EDITORS: Dipankar Banerjee, Ramesh Thakur
PRICE: Rs. 550.00/$16
ISBN: 81-87374-45-4
EXTENT: 256+XXVIII pp (HB)
About the Book
This book is the result of an intense dialogue over two days between senior Indian and Japanese experts on UN Peacekeeping operations in the early 21st Century. It examines the challenges faced in UN Peacekeeping in the light of the Brahimi Committee Report, examines the impact of the UN High Level Panel’s Report and international commission report on the Responsibility to Protect. There is an excellent case study of the Sierra Leone operations and the transition of the Timor-Leste operations.

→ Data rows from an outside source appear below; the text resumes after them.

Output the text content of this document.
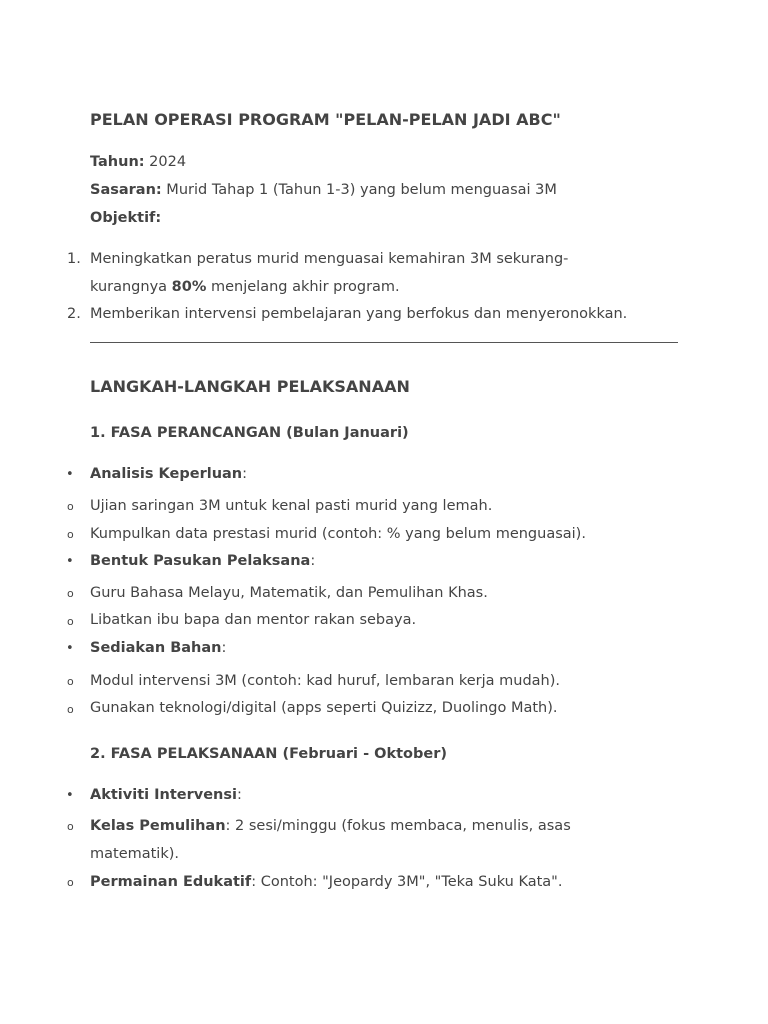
PELAN OPERASI PROGRAM "PELAN-PELAN JADI ABC"
Tahun: 2024
Sasaran: Murid Tahap 1 (Tahun 1-3) yang belum menguasai 3M
Objektif:
1. Meningkatkan peratus murid menguasai kemahiran 3M sekurang-
kurangnya 80% menjelang akhir program.
2. Memberikan intervensi pembelajaran yang berfokus dan menyeronokkan.
LANGKAH-LANGKAH PELAKSANAAN
1. FASA PERANCANGAN (Bulan Januari)
• Analisis Keperluan:
o Ujian saringan 3M untuk kenal pasti murid yang lemah.
o Kumpulkan data prestasi murid (contoh: % yang belum menguasai).
• Bentuk Pasukan Pelaksana:
o Guru Bahasa Melayu, Matematik, dan Pemulihan Khas.
o Libatkan ibu bapa dan mentor rakan sebaya.
• Sediakan Bahan:
o Modul intervensi 3M (contoh: kad huruf, lembaran kerja mudah).
o Gunakan teknologi/digital (apps seperti Quizizz, Duolingo Math).
2. FASA PELAKSANAAN (Februari - Oktober)
• Aktiviti Intervensi:
o Kelas Pemulihan: 2 sesi/minggu (fokus membaca, menulis, asas
matematik).
o Permainan Edukatif: Contoh: "Jeopardy 3M", "Teka Suku Kata".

Finally, it examines frankly the constraints on UN peacekeeping in the current international order and the crisis it confronts today.
A must reading for anyone involved with UN Peacekeeping in any capacity around the world.
Editors
Maj. General Dipankar Banerjee, AVSM, Director, Institute of Peace and Conflict Studies, New Delhi, an independent think tank devoted to conflict resolution and security analysis. He has followed an academic and research career simultaneously with high military responsibilities for over two decades and headed important research institutions in India and in the region. His research interests include peace , cooperative security, confidence building and non-proliferation; subjects in which he has written and interacted extensively. He was the UN Consultant on the Conventional Arms Register in 2000 and from 2000-2003 was member of the International Advisory Committee of the ICRC.
Professor Ramesh Thakur is a leading international authority on UN issues and Peacekeeping , he is the author /editor of over twenty books and 200 journals articles and book chapters as well as several opinion articles in the quality press. Was a commissioner of the International Commission on Intervention and State Sovereignty and one of the principal authors of its report entitled The Responsibility to Protect, as well as senior advisor on reforms and principal writer of the UN Secretary-General’s second reform report in 2002.